In [40]:
import torch
import torchvision
from torch import nn, optim
import cv2
import numpy as np
import json

from model.cnn_model import HOCNN

In [6]:
model = "HICO/v5/"
epoch_num = "10"
checkpoint_path = "checkpoint_" + epoch_num + "_epoch.pth"

PATH = "checkpoints/" + model + "epoch_train/" + checkpoint_path

In [16]:
checkpoint = torch.load(PATH)
model = HOCNN()
model.load_state_dict(checkpoint['state_dict'])
model.eval()
device = torch.device('cuda' if torch.cuda.is_available() else 'cpu')

In [24]:
IMG_PATH = "datasets/hico/images/test2015/HICO_test2015_00000001.jpg"
human_bboxes = [[319, 305, 358, 348],
                [269, 302, 310, 349]] # 2d matrix of bbox coords -- bottom left, top right
object_bboxes = [[147, 344, 375, 413]]

# apply masks
src = cv2.imread(IMG_PATH)
human_mask = np.zeros_like(src)
for bbox in human_bboxes:
    cv2.rectangle(human_mask, (bbox[0], bbox[1]), (bbox[2], bbox[3]), (255, 255, 255), thickness=-1)
human_bbox_img = cv2.bitwise_and(src, human_mask, mask=None)

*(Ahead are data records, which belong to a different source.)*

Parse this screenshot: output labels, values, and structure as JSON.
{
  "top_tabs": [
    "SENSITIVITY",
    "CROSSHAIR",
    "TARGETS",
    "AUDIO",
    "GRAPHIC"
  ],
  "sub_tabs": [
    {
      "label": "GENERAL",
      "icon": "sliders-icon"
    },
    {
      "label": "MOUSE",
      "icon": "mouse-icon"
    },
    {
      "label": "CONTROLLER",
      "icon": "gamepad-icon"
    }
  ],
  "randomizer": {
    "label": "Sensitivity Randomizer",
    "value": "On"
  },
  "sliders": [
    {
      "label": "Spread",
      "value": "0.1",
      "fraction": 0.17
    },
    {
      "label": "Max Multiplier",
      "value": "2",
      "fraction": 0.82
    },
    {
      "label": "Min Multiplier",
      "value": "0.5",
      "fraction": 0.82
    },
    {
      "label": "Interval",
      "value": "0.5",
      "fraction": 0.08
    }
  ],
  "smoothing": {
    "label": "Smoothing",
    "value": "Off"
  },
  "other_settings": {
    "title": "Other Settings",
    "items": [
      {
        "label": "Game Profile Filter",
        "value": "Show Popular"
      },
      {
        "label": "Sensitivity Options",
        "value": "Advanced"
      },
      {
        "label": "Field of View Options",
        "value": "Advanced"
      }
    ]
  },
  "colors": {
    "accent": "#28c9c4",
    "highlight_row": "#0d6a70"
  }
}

obj_mask = np.zeros_like(src)
pairwise_mask = human_mask
for bbox in object_bboxes:
    cv2.rectangle(obj_mask, (bbox[0], bbox[1]), (bbox[2], bbox[3]), (255, 255, 255), thickness=-1)
    cv2.rectangle(pairwise_mask, (bbox[0], bbox[1]), (bbox[2], bbox[3]), (255, 255, 255), thickness=-1)
obj_bbox_img = cv2.bitwise_and(src, obj_mask, mask=None)
pairwise_bbox_img = cv2.bitwise_and(src, pairwise_mask, mask=None)

# resize images
human_bbox_img = cv2.resize(human_bbox_img, (64, 64), interpolation=cv2.INTER_AREA)
obj_bbox_img = cv2.resize(obj_bbox_img, (64, 64), interpolation=cv2.INTER_AREA)
pairwise_bbox_img = cv2.resize(pairwise_bbox_img, (64, 64), interpolation=cv2.INTER_AREA)
#pose_img = cv2.resize(pose_img, (64, 64), interpolation=cv2.INTER_AREA)

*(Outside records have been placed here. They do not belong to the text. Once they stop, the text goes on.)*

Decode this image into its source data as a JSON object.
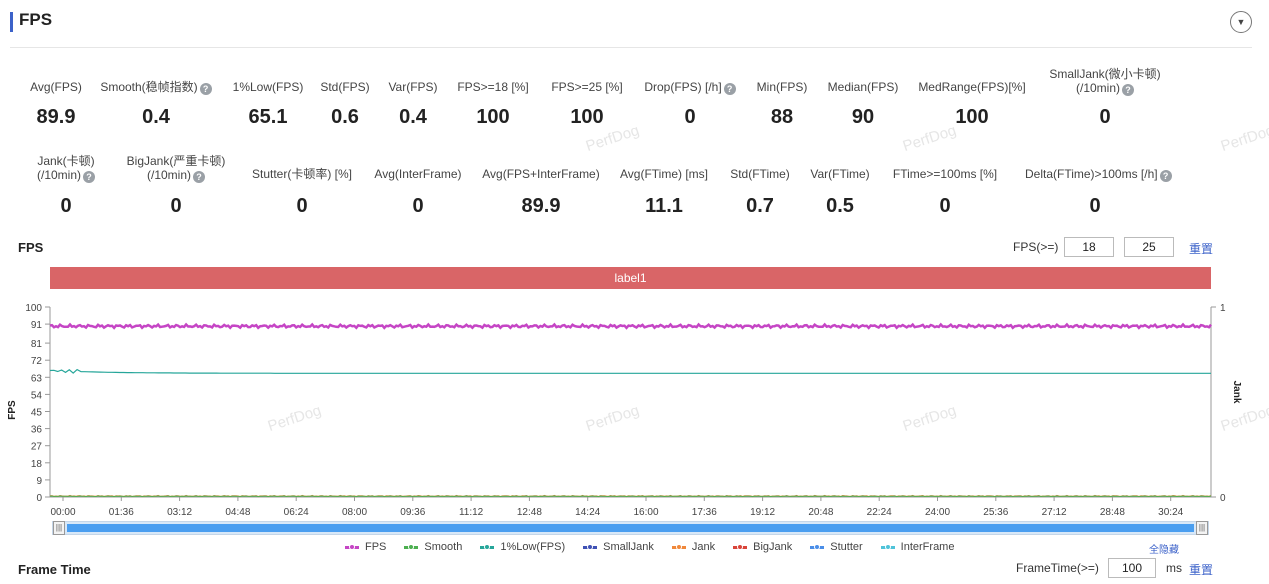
{
  "header": {
    "title": "FPS",
    "collapse_icon": "chevron-down-icon"
  },
  "metrics_row1": [
    {
      "label": "Avg(FPS)",
      "value": "89.9",
      "help": false
    },
    {
      "label": "Smooth(稳帧指数)",
      "value": "0.4",
      "help": true
    },
    {
      "label": "1%Low(FPS)",
      "value": "65.1",
      "help": false
    },
    {
      "label": "Std(FPS)",
      "value": "0.6",
      "help": false
    },
    {
      "label": "Var(FPS)",
      "value": "0.4",
      "help": false
    },
    {
      "label": "FPS>=18 [%]",
      "value": "100",
      "help": false
    },
    {
      "label": "FPS>=25 [%]",
      "value": "100",
      "help": false
    },
    {
      "label": "Drop(FPS) [/h]",
      "value": "0",
      "help": true
    },
    {
      "label": "Min(FPS)",
      "value": "88",
      "help": false
    },
    {
      "label": "Median(FPS)",
      "value": "90",
      "help": false
    },
    {
      "label": "MedRange(FPS)[%]",
      "value": "100",
      "help": false
    },
    {
      "label": "SmallJank(微小卡顿)",
      "label2": "(/10min)",
      "value": "0",
      "help": true
    }
  ],
  "metrics_row2": [
    {
      "label": "Jank(卡顿)",
      "label2": "(/10min)",
      "value": "0",
      "help": true
    },
    {
      "label": "BigJank(严重卡顿)",
      "label2": "(/10min)",
      "value": "0",
      "help": true
    },
    {
      "label": "Stutter(卡顿率) [%]",
      "value": "0",
      "help": false
    },
    {
      "label": "Avg(InterFrame)",
      "value": "0",
      "help": false
    },
    {
      "label": "Avg(FPS+InterFrame)",
      "value": "89.9",
      "help": false
    },
    {
      "label": "Avg(FTime) [ms]",
      "value": "11.1",
      "help": false
    },
    {
      "label": "Std(FTime)",
      "value": "0.7",
      "help": false
    },
    {
      "label": "Var(FTime)",
      "value": "0.5",
      "help": false
    },
    {
      "label": "FTime>=100ms [%]",
      "value": "0",
      "help": false
    },
    {
      "label": "Delta(FTime)>100ms [/h]",
      "value": "0",
      "help": true
    }
  ],
  "fps_section": {
    "title": "FPS",
    "threshold_label": "FPS(>=)",
    "threshold_1": "18",
    "threshold_2": "25",
    "reset_label": "重置",
    "label_bar": "label1"
  },
  "watermark": "PerfDog",
  "chart_data": {
    "type": "line",
    "ylabel": "FPS",
    "y2label": "Jank",
    "y_ticks": [
      "100",
      "91",
      "81",
      "72",
      "63",
      "54",
      "45",
      "36",
      "27",
      "18",
      "9",
      "0"
    ],
    "y2_ticks": [
      "1",
      "0"
    ],
    "ylim": [
      0,
      100
    ],
    "x_ticks": [
      "00:00",
      "01:36",
      "03:12",
      "04:48",
      "06:24",
      "08:00",
      "09:36",
      "11:12",
      "12:48",
      "14:24",
      "16:00",
      "17:36",
      "19:12",
      "20:48",
      "22:24",
      "24:00",
      "25:36",
      "27:12",
      "28:48",
      "30:24"
    ],
    "series": [
      {
        "name": "FPS",
        "color": "#c545c5",
        "approx_value": 90
      },
      {
        "name": "Smooth",
        "color": "#4caf50",
        "approx_value": 0.4
      },
      {
        "name": "1%Low(FPS)",
        "color": "#26a69a",
        "approx_value": 65
      },
      {
        "name": "SmallJank",
        "color": "#3f51b5",
        "approx_value": 0
      },
      {
        "name": "Jank",
        "color": "#f0883a",
        "approx_value": 0
      },
      {
        "name": "BigJank",
        "color": "#d9443a",
        "approx_value": 0
      },
      {
        "name": "Stutter",
        "color": "#4a8ee8",
        "approx_value": 0
      },
      {
        "name": "InterFrame",
        "color": "#4fc3d9",
        "approx_value": 0
      }
    ],
    "legend_toggle": "全隐藏"
  },
  "frametime_section": {
    "title": "Frame Time",
    "threshold_label": "FrameTime(>=)",
    "threshold_value": "100",
    "unit": "ms",
    "reset_label": "重置"
  }
}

human_bbox_img = torch.from_numpy(human_bbox_img).to(device)
obj_bbox_img = torch.from_numpy(obj_bbox_img).to(device)
pairwise_bbox_img = torch.from_numpy(pairwise_bbox_img).to(device)
#pose_img = torch.from_numpy(pose_img).to(device)


res_human_input = human_bbox_img.unsqueeze(0)
res_obj_input = obj_bbox_img.unsqueeze(0)
res_pairwise_input = pairwise_bbox_img.unsqueeze(0)
#res_pose_input = pose_img.unsqueeze(0)

res_human_input = res_human_input.permute([0,3,1,2]).float().to(device)
res_obj_input = res_obj_input.permute([0,3,1,2]).float().to(device)
res_pairwise_input = res_pairwise_input.permute([0,3,1,2]).float().to(device)

In [33]:
with torch.no_grad(): # Disable gradients for validation
    outputs = model.forward(res_human_input, res_obj_input, res_pairwise_input)

    preds = torch.argmax(outputs, dim=1)
   # ground_labels = torch.max(labels, 1)[1]

tensor([245])


In [44]:
with open('datasets/processed/hico/hoi_list.json') as f:
    hoi_list = json.load(f)
prediction = hoi_list[preds.item()-1]
print(prediction)

{'id': '245', 'object': 'bench', 'verb': 'lie_on'}